2. Model Integration
- Integrate the classification model into the Celery task.
- For each retrieved post, classify it into one of the four categories.
Phase 4: Comment Generation
1. Prompt Creation
- Objective: Prepare a set of prompts for each category.
- Steps:
- Define relevant prompts for the post categories (e.g., “For a job post, generate an enthusiastic comment about the opportunity”).
- Store these prompts in a structured format.
2. Text Generation
- Objective: Generate a comment for each post.
- Steps:
- Inject the classified post's text into the relevant prompt.
- Use a pre-trained language model (e.g., GPT-3, ChatGPT) to generate a comment based on the prompt and post content.
Phase 5: Automation with Celery and FastAPI
1. FastAPI Backend
- Objective: Set up FastAPI for managing API requests and tasks.
- Steps:
- Create API endpoints for starting, stopping, or managing the LinkedIn commenter bot.
- Define Celery tasks to handle the entire process pipeline (from retrieval to classification, comment generation, and posting).
2. Celery Task Workflow
- Objective: Automate the workflow using Celery tasks.
- Task Flow:
- Fetch the latest 10 LinkedIn posts.
- Filter out duplicate posts.
- Classify each post using the ML model.
- Retrieve relevant prompts based on classification.
- Generate comments using the text generation model.
- Post the generated comment back to LinkedIn.
- Celery Scheduler:
- Schedule Celery to trigger the retrieval task every 2 hours.
3. Database Setup
- Objective: Track post IDs and timestamps to filter duplicates and manage state.
- Steps:
- Use PostgreSQL/Redis for storing post metadata and managing the list of processed posts.
Phase 6: Posting Comments
1. LinkedIn API Integration
- Objective: Automate posting the generated comments back to LinkedIn.
- Steps:
- Authenticate with LinkedIn API using OAuth.

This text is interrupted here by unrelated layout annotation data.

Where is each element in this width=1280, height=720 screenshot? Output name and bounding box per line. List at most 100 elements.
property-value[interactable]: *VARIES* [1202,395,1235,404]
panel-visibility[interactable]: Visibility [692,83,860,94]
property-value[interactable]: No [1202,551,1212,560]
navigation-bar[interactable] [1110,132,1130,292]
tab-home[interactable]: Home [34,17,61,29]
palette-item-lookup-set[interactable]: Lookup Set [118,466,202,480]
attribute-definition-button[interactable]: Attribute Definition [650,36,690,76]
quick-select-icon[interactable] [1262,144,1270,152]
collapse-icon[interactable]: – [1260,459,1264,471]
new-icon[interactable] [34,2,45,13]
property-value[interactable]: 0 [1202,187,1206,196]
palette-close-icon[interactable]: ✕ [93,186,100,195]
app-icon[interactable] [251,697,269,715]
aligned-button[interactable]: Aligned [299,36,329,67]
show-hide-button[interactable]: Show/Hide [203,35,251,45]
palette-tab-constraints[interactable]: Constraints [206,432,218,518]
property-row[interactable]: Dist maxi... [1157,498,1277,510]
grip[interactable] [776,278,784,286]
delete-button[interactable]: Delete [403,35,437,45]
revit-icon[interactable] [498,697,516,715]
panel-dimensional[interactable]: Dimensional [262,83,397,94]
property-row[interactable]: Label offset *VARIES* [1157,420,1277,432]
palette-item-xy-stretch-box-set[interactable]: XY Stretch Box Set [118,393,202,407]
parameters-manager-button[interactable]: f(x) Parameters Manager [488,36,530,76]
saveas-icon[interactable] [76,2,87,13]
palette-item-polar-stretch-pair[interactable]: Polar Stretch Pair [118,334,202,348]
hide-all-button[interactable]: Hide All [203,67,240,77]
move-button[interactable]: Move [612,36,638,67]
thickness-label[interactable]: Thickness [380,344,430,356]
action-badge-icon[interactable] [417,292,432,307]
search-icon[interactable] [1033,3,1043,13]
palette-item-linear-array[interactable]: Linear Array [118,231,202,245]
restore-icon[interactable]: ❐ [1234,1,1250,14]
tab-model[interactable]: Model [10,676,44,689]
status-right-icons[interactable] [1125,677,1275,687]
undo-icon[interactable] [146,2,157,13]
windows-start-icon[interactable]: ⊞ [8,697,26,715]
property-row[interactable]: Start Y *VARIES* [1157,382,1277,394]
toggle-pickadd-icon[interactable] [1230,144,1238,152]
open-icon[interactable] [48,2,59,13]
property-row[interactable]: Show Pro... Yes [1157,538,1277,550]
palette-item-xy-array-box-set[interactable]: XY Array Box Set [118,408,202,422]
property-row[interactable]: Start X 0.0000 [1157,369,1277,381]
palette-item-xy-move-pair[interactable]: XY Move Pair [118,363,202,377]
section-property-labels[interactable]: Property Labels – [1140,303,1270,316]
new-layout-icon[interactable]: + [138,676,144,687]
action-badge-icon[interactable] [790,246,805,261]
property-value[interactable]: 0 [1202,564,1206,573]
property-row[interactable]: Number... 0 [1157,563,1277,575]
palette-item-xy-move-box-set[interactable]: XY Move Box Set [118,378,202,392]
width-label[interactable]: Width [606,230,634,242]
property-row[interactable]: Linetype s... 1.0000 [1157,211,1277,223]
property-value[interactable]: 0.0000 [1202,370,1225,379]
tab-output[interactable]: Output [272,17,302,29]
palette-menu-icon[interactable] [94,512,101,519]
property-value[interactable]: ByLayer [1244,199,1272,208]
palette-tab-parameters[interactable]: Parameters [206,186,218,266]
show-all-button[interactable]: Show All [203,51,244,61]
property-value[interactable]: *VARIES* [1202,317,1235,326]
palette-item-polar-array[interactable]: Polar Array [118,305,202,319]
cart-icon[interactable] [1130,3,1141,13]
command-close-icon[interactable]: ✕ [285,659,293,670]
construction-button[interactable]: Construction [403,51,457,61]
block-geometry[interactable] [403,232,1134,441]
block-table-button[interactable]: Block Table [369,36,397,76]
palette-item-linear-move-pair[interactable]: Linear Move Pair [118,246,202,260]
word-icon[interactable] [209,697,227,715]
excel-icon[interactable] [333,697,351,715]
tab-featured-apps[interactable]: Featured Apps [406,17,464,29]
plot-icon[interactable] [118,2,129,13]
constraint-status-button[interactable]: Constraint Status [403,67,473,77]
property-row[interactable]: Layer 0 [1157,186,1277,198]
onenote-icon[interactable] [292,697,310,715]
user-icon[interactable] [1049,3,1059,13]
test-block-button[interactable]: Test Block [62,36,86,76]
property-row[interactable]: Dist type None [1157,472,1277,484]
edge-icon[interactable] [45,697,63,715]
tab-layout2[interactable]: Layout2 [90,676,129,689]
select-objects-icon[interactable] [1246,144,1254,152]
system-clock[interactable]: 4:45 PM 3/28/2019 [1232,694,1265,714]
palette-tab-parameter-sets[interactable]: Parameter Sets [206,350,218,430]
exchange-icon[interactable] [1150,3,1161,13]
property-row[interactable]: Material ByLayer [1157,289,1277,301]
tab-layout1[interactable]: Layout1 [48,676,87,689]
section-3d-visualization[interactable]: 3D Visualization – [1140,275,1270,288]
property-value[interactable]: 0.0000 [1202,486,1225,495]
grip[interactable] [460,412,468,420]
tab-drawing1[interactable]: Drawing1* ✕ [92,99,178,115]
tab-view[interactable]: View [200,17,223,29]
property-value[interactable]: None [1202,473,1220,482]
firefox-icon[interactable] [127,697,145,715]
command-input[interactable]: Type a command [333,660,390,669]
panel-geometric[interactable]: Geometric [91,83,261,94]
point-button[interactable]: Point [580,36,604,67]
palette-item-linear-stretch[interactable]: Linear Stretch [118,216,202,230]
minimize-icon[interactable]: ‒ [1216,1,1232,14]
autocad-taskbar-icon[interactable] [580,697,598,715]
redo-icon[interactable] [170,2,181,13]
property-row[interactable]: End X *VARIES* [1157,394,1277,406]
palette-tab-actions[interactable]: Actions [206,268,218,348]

- Use LinkedIn’s post/comment API to submit the generated comment for each post.
Phase 7: Testing and Monitoring
1. Unit and Integration Testing
- Test individual modules (post retrieval, classification, comment generation).
- Test the entire pipeline using mock data and LinkedIn API responses.
2. Monitoring and Logging
- Implement logging (using FastAPI’s built-in logger or external tools like Sentry) to track errors and process completion.
- Set up alerts for task failures or API issues.
Phase 8: Deployment and Maintenance
1. Deployment
- Deploy FastAPI and Celery on a cloud platform (e.g., AWS, Google Cloud).
- Set up Celery workers and task queues to ensure scalability.
2. Scaling
- If traffic increases, scale Celery workers to handle more requests.
- Optimize API rate limits with LinkedIn.
3. Routine Maintenance
- Monitor model performance and retrain if necessary.
- Regularly update LinkedIn API keys and authentication tokens.
Tools & Technologies
- Backend: FastAPI
- Task Queue: Celery
- Database: PostgreSQL/Redis
- ML Framework: HuggingFace Transformers, OpenAI GPT-3 for comment generation
- Scheduling: Celery Beat (for recurring tasks)
- Deployment: Docker, AWS/GCP, Kubernetes (for scaling if needed)
- Logging/Monitoring: Sentry, Prometheus
This roadmap will guide you in creating a LinkedIn AI commenter that automates classification, text generation, and interaction with LinkedIn in an efficient, scalable manner.